The lining is only for the body of the dō. It does not include the kanagu mawari, which have been (if required) lined before assembly.
To keep things straight, I should clarify a point of terminology. When I speak of “sets” of kusazuri, I refer to vertical rows of tassets. When I speak of “lames,” I refer to the individual plates in a set. A dō may have five sets of kusazuri with four lames; that is, five tassets ringing the body, each with four hanging plates.
There is no set rule as to the number of sets of kusazuri, or of lames. The lower the number of lames, the cheaper the armour. Retainer armours will have as a rule three or four lames, while armour for the rank and file will have five and (rarely) six. Most commonly an armour will have six or seven sets. If there is an odd number, the odd kusazuri is, of course, front and center protecting the goolies. One feature of the yukinoshita dō is the extreme number of narrow sets—often eleven.
Retainer-grade armours will have the yurugi ito (suspensory lacing) in sugake. All other armours will typically have kebiki-laced yurugi ito, even when the rest of the armour is laced in sugake odoshi. The yurugi ito is 4"-6" long; in ō-yoroi, however, the yurugi ito is no longer than any other row of suspensory lacing.
One alternative to suspensory lacing which appeared in the latter half of the sixteenth century is the suspensory panel. A leather panel or a lightly padded cloth faced in mail takes the place of the yurugi ito. Occasionally, a few rows of odoshige would be run in-and-out down each panel as an accent, to give the impression of lacing.

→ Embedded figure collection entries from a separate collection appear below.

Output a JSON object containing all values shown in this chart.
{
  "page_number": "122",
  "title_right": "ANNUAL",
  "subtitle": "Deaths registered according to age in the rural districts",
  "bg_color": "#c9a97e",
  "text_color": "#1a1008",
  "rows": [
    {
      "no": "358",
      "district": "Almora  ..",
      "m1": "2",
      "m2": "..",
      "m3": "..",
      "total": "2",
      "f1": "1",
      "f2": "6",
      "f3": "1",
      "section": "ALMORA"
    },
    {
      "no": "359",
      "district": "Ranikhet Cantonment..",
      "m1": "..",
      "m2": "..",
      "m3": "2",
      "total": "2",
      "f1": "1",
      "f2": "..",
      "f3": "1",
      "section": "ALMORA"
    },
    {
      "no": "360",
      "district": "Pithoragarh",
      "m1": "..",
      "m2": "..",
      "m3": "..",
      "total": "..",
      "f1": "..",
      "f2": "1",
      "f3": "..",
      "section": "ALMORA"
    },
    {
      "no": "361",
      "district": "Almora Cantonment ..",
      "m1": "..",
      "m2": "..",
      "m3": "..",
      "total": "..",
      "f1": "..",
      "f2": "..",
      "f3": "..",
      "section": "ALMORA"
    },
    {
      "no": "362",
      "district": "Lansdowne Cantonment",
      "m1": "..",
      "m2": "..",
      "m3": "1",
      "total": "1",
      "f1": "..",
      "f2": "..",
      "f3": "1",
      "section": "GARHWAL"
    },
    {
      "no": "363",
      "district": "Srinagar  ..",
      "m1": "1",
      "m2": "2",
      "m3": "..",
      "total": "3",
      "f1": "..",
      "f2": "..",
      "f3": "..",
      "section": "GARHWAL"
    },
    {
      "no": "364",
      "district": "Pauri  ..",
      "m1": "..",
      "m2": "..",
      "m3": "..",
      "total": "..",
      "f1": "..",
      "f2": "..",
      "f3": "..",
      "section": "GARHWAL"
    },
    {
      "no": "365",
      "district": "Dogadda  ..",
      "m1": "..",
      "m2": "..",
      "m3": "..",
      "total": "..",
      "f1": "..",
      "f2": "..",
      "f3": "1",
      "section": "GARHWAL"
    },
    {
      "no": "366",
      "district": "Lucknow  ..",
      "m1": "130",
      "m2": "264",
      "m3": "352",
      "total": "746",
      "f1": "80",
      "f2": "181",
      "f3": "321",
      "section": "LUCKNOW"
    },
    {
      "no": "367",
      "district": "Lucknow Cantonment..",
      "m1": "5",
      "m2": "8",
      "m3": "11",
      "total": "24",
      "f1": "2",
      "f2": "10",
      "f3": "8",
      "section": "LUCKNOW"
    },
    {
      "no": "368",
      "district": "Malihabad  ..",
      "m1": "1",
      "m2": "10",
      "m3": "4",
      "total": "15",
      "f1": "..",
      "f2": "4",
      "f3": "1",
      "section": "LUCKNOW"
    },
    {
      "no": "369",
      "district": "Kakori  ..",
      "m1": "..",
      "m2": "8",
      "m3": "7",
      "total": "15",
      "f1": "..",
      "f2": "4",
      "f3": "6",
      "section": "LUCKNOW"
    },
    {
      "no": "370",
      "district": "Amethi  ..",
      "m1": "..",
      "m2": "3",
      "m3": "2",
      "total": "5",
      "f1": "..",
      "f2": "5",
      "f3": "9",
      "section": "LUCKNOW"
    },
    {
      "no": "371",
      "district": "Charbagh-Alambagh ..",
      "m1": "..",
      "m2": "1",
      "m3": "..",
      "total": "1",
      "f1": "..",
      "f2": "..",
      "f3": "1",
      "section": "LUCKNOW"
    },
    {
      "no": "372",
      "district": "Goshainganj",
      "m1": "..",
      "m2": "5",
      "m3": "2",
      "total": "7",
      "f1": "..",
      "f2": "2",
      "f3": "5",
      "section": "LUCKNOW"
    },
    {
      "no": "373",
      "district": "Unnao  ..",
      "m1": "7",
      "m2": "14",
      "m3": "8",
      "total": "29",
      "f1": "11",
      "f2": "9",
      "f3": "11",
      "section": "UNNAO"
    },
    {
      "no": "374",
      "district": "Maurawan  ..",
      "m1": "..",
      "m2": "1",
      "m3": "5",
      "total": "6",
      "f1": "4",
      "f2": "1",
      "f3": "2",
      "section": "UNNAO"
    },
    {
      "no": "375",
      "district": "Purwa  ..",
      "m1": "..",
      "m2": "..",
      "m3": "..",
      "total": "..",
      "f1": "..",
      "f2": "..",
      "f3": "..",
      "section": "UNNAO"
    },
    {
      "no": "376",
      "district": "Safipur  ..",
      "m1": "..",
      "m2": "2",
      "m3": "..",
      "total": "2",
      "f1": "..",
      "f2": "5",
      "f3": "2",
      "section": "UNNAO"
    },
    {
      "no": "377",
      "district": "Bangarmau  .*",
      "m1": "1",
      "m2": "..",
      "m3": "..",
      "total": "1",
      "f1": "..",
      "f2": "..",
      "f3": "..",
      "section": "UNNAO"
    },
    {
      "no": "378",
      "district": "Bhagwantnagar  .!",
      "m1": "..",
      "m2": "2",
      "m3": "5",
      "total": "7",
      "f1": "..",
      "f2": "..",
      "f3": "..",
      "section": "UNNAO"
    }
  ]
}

Another feature appearing about this same time is the removable kusazuri. Instead of being suspended directly from the dō, the kusazuri hang from a narrow belt of leather that is itself attached to the dō at several spots by pairs of ties going through small holes. Sakakibara Kōzan considered removable kusazuri to be a practical feature, given that it made armours easier to stow, and that they made it easier to ford shallow rivers by simply removing the kuzazuri so they wouldn’t get soaked.
The kusazuri shown above-left exhibits both the afore-mentioned features: it is both removable, and uses a mail-clad panel for suspension.
The most noticeable decoration on many armours seen in films (notably Shōgun) is a dinner-plate-sized display of the owner’s crest on the front of the dō. In fact, this is common, but only on retainer armours, in which case the crest is that of their clan or lord. Samurai of rank—who could afford more distinctive armour—were generally identified by their helmet style, their helmet crests, or even their own personal standards carried into battle by a well-trained flunkie. Many surviving retainer-grade armours display this feature; no daimyō armours do.
The color of the plates and the lacing are the truest form of “decoration” on Japanese armour. Contrary to an oft-repeated chestnut, the color of the lacing does not say anything about the owner or his intentions. If that were the case, he must perforce be expected to have several suits of armour at all times, with different colors of lacing (today I feel fierce, today I expect to die...) or have to figure a way to unlace and relace armour from day to day without taking everything apart.